C’est, particulièrement pour le chapitre iii, le long essai publié dans mon livre : « Musiciens d’autrefois » (Hachette, 1907), sur « l’opéra avant l’opéra ». J’y raconte les premières expériences du mariage de la poésie et de la musique, au théâtre, dans les Sacre Rappresentazioni de Florence, au temps des Médicis, dans les comédies latines de la Renaissance italienne, et les Pastorales en musique, où le Tasse fut le génial annonciateur et « l’animateur » poétique de deux siècles d’opéra, de Monteverdi à Gluck, sub invocatione d’Armide.

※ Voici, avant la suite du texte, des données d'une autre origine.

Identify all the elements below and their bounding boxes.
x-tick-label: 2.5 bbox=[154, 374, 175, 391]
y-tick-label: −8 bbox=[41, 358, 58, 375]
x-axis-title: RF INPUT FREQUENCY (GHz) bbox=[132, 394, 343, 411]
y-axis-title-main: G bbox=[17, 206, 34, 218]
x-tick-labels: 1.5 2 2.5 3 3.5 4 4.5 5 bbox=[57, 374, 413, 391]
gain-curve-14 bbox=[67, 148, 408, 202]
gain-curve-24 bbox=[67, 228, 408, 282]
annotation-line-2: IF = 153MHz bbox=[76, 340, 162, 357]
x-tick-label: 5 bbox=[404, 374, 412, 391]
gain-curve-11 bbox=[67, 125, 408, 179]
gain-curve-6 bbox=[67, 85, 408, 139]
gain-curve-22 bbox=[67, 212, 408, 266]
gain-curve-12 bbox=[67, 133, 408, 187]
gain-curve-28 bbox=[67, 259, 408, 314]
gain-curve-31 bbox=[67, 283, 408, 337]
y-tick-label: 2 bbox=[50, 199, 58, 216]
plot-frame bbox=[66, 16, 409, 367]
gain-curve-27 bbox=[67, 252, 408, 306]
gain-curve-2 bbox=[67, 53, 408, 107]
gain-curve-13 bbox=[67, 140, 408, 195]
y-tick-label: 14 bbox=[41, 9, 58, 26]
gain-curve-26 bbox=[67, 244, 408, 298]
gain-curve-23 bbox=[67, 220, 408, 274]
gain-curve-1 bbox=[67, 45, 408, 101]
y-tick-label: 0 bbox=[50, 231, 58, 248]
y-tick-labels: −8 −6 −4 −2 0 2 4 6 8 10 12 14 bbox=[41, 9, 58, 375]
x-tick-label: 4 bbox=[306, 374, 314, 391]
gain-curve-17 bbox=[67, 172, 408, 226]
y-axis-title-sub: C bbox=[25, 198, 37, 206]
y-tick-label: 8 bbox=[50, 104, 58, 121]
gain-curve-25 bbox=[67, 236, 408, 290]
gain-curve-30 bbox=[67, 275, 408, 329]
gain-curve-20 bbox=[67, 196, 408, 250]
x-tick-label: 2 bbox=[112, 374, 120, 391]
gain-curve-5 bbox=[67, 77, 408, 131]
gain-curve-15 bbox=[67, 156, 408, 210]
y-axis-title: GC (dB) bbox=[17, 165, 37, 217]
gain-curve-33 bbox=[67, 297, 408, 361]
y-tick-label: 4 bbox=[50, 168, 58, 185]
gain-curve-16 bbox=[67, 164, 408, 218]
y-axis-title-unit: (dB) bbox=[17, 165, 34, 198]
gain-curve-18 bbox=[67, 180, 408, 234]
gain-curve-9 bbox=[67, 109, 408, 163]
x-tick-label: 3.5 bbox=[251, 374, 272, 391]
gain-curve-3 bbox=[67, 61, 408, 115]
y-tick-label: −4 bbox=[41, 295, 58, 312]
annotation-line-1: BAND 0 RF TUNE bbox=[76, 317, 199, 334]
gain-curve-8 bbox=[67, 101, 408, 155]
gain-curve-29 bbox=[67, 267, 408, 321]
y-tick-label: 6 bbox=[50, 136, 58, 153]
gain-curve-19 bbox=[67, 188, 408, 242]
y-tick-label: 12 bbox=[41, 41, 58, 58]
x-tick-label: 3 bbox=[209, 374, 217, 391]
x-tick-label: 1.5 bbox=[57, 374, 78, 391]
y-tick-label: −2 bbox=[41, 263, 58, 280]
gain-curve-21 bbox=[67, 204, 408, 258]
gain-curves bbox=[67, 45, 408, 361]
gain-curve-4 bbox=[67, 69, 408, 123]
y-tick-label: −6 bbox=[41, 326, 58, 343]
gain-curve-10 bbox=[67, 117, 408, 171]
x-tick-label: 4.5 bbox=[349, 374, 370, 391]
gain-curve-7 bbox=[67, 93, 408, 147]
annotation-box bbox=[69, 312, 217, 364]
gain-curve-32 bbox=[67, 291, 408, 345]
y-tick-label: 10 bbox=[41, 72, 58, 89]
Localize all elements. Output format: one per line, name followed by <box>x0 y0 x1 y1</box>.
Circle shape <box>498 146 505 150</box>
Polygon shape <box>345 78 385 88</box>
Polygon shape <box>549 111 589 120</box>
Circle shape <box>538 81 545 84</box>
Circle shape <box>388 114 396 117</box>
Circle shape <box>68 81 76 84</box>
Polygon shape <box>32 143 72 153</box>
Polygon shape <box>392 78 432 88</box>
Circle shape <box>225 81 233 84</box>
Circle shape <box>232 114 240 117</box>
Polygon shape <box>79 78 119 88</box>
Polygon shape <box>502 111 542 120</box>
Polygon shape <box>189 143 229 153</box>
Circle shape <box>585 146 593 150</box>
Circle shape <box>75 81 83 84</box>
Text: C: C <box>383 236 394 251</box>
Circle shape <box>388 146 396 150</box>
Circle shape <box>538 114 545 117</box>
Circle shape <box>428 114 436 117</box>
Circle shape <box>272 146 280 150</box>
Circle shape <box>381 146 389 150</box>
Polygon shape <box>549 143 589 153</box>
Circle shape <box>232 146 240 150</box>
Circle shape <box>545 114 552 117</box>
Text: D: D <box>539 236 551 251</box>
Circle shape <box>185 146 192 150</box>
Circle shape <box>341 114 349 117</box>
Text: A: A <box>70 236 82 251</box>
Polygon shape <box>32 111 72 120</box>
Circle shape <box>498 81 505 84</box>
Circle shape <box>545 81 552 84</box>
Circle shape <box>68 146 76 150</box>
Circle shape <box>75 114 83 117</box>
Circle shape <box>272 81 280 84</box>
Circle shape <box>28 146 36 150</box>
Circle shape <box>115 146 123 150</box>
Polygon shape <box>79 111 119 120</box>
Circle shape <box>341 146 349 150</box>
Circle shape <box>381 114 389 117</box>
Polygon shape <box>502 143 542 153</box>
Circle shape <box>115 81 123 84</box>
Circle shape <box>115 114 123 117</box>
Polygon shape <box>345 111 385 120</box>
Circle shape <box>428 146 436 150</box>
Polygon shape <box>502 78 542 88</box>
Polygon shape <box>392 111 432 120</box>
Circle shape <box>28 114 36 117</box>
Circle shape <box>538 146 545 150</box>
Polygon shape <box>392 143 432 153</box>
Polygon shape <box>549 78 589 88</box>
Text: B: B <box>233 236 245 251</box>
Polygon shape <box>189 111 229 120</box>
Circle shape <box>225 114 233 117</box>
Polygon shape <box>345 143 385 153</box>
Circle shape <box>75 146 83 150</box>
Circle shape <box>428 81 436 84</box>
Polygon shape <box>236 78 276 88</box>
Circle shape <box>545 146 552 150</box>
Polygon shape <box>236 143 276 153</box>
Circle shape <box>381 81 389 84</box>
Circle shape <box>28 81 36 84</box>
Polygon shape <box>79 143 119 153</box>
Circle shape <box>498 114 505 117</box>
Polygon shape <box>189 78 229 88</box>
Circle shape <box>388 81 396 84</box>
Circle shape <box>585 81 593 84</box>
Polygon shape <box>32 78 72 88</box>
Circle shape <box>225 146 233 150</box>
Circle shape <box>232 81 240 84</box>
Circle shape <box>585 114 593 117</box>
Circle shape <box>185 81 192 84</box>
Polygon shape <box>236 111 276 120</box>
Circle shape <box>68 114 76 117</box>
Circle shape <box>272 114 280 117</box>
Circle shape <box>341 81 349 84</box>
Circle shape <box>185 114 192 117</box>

Le chapitre viii a été entièrement renouvelé par mon essai dans le même ouvrage, sur le « premier opéra joué à Paris, l’Orfeo de Luigi Rossi ». La grandeur de ce bel artiste y est mise en lumière, ainsi que l’influence prépondérante exercée sur notre théâtre musical par les princes Barberini exilés de Rome et par le cardinal Mazarin.
J’ai, de plus, consacré à « Lully », dans « Musiciens d’autrefois », une étude assez considérable, qui montre comment le Florentin a cherché les modèles de son récitatif dans la déclamation de la tragédie de Racine.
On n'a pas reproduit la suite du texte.